Thursday 10 November 2005

Grammar Nerds

This is actually a post that I had drafted some time ago, but never published because I couldn't muster the courage... until today, when MetroDad inspired me by coming clean as a grammar nerd.

Hello. My name is David, and I am a Grammar Nerd.

It started as a child, when my big sister Alison graciously offered to edit the articles I had drafted for my school newspaper (my sisters taught me 80% of everything I learned before college). Unfortunately, Alison's journalistic talents failed to rub off on me, but I easily absorbed the more mathematical elements of her English writing lessons--the rules of grammar. I suppose I got carried away, having failed to appreciate how unusually high a bar my sister had set for me (she hadn't yet become the star New York Times investigative reporter that she is today). Further compelled by a rather unhealthy obsession to score 800 on my English Achievement Exam, I proceeded to master English linguistics, naively overestimating the necessity, utility, and appeal of perfect grammar. Sadly, proper usage of the subjunctive tense (e.g. "If I Were A Rich Man...") never scored me a date.
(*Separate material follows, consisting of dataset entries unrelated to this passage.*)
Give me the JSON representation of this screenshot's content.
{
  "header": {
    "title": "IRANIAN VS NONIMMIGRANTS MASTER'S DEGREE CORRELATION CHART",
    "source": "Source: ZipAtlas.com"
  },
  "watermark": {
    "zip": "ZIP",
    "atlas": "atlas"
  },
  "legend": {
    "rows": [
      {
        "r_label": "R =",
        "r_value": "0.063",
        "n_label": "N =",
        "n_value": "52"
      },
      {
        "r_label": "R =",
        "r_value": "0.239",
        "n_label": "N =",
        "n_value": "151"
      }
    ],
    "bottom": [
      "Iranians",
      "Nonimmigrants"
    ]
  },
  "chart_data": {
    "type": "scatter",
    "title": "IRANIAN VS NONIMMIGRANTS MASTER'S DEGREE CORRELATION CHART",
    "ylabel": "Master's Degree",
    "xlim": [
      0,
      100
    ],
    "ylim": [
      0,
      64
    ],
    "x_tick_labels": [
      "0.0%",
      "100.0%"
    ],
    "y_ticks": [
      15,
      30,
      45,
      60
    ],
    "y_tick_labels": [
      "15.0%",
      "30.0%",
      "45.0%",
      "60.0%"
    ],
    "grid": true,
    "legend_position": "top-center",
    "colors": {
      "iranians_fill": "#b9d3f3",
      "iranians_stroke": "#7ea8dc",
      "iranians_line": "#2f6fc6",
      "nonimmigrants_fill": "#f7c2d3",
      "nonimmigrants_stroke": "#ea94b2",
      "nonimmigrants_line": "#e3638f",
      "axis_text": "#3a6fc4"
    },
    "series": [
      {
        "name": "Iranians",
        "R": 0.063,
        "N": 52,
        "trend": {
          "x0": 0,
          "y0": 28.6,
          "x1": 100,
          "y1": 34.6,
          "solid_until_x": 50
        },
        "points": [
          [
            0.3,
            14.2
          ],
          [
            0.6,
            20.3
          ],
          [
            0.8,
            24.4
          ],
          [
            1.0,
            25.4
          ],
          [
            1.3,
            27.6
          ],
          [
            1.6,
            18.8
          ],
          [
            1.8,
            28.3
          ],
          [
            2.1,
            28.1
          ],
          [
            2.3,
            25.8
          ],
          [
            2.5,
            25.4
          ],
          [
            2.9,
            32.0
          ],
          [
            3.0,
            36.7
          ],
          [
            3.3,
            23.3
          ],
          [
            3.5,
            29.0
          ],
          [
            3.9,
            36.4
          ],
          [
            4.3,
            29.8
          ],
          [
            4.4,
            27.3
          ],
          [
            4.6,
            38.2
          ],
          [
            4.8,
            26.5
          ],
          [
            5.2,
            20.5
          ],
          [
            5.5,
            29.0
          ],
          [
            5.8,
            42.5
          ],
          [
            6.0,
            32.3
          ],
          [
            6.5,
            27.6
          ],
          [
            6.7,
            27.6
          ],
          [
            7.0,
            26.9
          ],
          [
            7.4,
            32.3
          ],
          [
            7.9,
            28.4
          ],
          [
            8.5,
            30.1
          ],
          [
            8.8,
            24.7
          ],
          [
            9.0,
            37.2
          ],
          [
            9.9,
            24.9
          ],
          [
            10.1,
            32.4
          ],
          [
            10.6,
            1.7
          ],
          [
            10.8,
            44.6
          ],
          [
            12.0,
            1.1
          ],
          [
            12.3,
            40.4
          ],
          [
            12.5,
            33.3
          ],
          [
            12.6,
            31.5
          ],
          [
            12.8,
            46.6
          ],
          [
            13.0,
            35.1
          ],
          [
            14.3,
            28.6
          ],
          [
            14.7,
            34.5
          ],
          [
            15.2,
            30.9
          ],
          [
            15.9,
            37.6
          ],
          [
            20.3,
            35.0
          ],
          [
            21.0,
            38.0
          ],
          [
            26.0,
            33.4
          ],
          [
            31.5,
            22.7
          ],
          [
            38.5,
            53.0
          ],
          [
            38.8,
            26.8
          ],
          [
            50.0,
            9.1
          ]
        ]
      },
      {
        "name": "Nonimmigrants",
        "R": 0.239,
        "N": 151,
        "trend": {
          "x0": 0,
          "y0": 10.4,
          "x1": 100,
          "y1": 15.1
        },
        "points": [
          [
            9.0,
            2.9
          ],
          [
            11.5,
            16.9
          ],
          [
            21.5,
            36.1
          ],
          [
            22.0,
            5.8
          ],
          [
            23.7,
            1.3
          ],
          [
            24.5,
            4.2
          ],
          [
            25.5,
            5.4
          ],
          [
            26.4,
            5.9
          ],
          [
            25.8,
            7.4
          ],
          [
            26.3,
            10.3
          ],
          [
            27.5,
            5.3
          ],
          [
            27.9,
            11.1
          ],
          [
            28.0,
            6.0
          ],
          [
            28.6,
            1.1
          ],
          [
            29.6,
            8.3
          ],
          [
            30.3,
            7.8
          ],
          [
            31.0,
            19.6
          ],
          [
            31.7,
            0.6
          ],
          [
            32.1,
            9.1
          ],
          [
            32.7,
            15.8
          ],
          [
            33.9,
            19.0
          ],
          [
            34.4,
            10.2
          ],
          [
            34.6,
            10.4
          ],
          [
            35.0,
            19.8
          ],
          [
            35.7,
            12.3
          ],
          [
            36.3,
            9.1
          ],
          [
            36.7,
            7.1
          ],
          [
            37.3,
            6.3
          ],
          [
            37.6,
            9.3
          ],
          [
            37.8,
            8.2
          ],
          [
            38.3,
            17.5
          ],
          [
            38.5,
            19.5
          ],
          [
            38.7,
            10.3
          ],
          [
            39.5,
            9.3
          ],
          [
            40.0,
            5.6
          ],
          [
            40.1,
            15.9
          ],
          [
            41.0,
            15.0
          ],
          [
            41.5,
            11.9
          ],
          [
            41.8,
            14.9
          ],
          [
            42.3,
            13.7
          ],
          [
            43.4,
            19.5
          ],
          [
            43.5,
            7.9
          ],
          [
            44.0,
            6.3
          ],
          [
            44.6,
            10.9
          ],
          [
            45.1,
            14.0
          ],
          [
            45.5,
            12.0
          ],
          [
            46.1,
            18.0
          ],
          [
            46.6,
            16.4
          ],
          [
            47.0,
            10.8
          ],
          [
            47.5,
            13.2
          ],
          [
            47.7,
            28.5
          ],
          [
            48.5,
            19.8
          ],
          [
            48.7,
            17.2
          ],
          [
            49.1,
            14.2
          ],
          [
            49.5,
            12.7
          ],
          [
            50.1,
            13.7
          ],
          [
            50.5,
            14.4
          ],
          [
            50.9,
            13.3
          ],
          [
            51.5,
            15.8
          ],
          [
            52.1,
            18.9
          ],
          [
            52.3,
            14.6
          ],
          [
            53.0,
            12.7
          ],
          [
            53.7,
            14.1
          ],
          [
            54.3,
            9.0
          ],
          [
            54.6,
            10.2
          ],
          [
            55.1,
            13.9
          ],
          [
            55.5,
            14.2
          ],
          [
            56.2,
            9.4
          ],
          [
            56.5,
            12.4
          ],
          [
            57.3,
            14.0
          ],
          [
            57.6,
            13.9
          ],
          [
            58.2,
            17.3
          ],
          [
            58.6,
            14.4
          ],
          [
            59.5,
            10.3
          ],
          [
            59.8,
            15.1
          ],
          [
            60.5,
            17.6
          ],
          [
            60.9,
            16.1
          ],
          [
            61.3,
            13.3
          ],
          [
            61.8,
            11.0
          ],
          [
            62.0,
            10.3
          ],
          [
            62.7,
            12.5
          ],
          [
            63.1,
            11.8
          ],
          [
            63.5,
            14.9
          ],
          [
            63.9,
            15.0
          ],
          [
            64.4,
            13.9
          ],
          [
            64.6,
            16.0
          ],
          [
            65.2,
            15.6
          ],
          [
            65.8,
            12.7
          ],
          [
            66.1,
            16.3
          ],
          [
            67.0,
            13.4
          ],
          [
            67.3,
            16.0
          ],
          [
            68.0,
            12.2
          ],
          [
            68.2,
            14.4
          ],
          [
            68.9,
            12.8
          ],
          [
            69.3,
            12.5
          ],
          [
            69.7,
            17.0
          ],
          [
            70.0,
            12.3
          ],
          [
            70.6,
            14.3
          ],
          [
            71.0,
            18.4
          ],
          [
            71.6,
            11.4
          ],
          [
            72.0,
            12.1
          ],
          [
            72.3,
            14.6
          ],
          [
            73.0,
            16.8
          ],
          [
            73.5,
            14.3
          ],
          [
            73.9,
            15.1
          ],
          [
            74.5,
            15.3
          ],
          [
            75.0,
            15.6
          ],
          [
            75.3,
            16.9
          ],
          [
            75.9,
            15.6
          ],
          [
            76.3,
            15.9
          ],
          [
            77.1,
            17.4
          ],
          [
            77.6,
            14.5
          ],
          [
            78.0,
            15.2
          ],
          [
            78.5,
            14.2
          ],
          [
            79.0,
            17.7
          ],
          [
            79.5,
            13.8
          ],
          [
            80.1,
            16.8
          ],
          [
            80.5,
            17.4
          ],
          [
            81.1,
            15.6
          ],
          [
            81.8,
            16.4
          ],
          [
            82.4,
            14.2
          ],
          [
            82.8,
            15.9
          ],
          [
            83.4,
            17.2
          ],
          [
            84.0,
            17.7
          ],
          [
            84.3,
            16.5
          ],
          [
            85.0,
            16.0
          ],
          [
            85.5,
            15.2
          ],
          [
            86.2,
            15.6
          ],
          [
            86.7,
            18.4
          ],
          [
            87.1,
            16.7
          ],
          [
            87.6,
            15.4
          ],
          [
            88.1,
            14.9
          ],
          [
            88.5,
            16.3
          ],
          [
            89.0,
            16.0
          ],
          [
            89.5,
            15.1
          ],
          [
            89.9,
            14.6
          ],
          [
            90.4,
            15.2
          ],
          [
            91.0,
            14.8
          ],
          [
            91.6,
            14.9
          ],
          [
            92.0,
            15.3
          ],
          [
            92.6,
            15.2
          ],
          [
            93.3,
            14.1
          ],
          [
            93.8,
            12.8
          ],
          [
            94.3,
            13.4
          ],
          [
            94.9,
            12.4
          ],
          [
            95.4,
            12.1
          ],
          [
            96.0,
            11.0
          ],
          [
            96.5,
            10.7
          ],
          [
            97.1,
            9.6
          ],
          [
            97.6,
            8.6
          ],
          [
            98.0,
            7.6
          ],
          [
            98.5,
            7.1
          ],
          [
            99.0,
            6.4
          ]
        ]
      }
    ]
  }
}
Today I resign myself to the chronic nature of my disorder. I recognize grammatical mistakes in every conversation, and in most things that I read (except, of course, Alison's articles). The errors jar me. In fact, if you wish to hurt me, mis-conjugate the form of be, conjoin unparallel syntactic elements, or apply participial phrases to the object of a sentence (as in, "Filled with bad gas, he drove his car despite the knocking sound").
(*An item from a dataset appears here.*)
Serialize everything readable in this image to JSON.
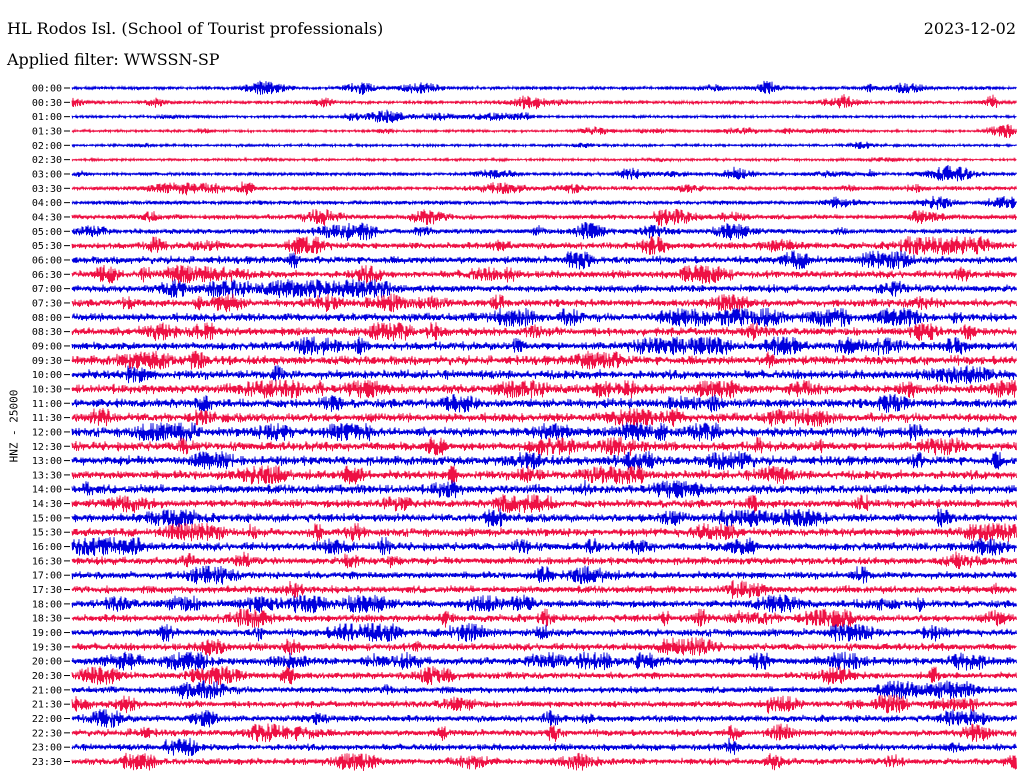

But no linguistic offense grates me more than hypercorrection--the growing epidemic of grammatical errors motivated by desire to flaunt superior English proficiency. Some examples of hypercorrection have proved particularly contagious:

"They met with Fred and I for an hour."

You wouldn't say that they met with I, so why say that they met with Fred and I? The misuse of subjective pronouns following prepositions is the most common hypercorrection.
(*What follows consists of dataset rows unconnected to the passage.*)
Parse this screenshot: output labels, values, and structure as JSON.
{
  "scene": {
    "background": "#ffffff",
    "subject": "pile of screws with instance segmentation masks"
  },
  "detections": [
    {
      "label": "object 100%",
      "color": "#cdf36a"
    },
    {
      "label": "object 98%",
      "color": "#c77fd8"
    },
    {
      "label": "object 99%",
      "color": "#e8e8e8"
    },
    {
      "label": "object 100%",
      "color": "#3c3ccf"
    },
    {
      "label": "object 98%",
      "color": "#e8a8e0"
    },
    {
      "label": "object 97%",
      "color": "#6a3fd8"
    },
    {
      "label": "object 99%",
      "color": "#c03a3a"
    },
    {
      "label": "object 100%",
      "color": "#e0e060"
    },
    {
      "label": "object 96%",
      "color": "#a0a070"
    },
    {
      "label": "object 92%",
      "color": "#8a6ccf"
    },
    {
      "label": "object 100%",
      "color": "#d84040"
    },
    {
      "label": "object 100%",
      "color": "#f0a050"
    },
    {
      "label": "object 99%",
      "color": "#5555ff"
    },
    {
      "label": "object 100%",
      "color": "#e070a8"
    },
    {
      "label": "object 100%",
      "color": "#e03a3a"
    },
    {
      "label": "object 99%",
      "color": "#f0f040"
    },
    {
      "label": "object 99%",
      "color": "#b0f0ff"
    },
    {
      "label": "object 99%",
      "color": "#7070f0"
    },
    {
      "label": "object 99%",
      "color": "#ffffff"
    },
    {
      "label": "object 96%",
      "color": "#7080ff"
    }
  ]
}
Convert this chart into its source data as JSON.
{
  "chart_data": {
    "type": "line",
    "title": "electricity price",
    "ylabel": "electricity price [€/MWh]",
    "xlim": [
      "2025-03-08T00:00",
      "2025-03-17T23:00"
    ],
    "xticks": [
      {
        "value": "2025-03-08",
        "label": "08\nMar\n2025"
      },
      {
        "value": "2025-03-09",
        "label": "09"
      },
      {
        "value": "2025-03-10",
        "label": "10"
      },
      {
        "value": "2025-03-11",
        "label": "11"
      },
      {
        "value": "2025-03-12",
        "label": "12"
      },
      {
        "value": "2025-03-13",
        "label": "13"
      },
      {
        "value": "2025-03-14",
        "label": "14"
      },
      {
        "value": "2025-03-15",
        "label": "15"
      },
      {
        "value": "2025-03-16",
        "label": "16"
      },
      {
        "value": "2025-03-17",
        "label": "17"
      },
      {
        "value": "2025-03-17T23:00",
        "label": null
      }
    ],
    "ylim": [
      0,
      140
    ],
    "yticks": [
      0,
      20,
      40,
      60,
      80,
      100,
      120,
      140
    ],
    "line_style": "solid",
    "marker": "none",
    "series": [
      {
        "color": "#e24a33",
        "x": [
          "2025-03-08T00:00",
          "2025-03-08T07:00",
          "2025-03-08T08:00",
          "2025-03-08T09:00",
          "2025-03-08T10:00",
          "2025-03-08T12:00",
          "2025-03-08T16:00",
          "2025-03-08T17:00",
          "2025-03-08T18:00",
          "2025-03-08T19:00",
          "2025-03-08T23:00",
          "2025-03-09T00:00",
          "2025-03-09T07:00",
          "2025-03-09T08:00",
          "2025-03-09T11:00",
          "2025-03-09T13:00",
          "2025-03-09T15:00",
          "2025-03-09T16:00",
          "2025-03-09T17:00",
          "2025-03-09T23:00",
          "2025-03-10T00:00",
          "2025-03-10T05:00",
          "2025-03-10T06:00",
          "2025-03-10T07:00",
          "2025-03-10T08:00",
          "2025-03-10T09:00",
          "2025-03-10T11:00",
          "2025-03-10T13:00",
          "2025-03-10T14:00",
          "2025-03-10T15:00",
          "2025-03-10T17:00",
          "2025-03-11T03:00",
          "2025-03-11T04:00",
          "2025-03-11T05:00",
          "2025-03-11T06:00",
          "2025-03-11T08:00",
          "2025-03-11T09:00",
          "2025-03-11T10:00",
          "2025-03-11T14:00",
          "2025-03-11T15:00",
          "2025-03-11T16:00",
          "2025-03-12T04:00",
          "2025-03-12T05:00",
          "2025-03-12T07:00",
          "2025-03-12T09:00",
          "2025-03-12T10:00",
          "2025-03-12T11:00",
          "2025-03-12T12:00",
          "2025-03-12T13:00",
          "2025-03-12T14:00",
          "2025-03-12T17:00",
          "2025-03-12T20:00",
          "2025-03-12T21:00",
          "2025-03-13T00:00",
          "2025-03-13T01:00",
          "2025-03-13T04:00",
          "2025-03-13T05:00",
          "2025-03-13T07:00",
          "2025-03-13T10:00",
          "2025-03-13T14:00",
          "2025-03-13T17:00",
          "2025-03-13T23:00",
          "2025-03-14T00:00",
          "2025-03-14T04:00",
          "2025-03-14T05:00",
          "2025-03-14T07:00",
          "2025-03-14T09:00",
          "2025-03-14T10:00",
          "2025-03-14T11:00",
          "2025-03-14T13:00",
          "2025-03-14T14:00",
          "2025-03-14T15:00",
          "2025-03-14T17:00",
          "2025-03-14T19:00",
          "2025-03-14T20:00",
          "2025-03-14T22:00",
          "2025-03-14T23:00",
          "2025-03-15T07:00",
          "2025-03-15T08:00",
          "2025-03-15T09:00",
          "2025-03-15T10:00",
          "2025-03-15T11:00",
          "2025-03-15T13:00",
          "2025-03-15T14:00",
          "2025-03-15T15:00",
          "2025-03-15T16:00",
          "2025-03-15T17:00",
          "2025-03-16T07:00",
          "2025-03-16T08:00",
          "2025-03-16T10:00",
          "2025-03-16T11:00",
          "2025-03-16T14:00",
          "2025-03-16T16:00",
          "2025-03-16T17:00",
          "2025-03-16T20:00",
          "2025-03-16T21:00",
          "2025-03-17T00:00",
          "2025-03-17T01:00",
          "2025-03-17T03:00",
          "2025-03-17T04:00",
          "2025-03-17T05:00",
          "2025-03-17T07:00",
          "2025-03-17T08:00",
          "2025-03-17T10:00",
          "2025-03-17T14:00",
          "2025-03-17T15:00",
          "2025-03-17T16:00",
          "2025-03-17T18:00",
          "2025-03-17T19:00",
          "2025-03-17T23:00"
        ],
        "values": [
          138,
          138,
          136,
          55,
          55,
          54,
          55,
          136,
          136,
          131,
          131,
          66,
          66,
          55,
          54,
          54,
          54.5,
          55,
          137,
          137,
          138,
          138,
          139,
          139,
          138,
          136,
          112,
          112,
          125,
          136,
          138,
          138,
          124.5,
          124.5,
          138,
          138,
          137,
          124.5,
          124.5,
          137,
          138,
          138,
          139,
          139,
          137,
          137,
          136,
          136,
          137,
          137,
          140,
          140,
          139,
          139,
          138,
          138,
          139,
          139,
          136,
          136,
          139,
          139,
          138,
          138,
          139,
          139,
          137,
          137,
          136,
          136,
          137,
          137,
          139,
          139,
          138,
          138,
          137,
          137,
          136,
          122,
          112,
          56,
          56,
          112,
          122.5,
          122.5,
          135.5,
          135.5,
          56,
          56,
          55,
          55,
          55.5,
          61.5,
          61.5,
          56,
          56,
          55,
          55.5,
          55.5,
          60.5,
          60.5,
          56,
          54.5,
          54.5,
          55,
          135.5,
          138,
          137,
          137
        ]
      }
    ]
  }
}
"I need to pay whomever went shopping for us."

The less pretentious "whoever" is actually correct here. This one's a little confusing because, indeed, it is obviously fine to say "I need to pay him." But the object of the sentence is more than just "whomever" so the proper substitution is: "I need to pay he who went shopping for us."

"Are you still feeling badly today?"
"No, I'm feeling good, thank you."

The question, not the answer, is incorrect. We use adjectives, not adverbs, to describe the subjects of sentences with linking verbs (e.g. be, seem, taste, feel, smell, look). If you feel bad, then you are ill, but if you feel badly, then you are just numb.

If you share my affliction, I offer only one message of consolation: it's okay to correct my grammar--I actually like it!

But if you're not like me, you have probably concluded by now that I am just an asshole. You see my problem here. As a venture capitalist, I've already got two strikes against me, and grammatical snobbery hardly helps!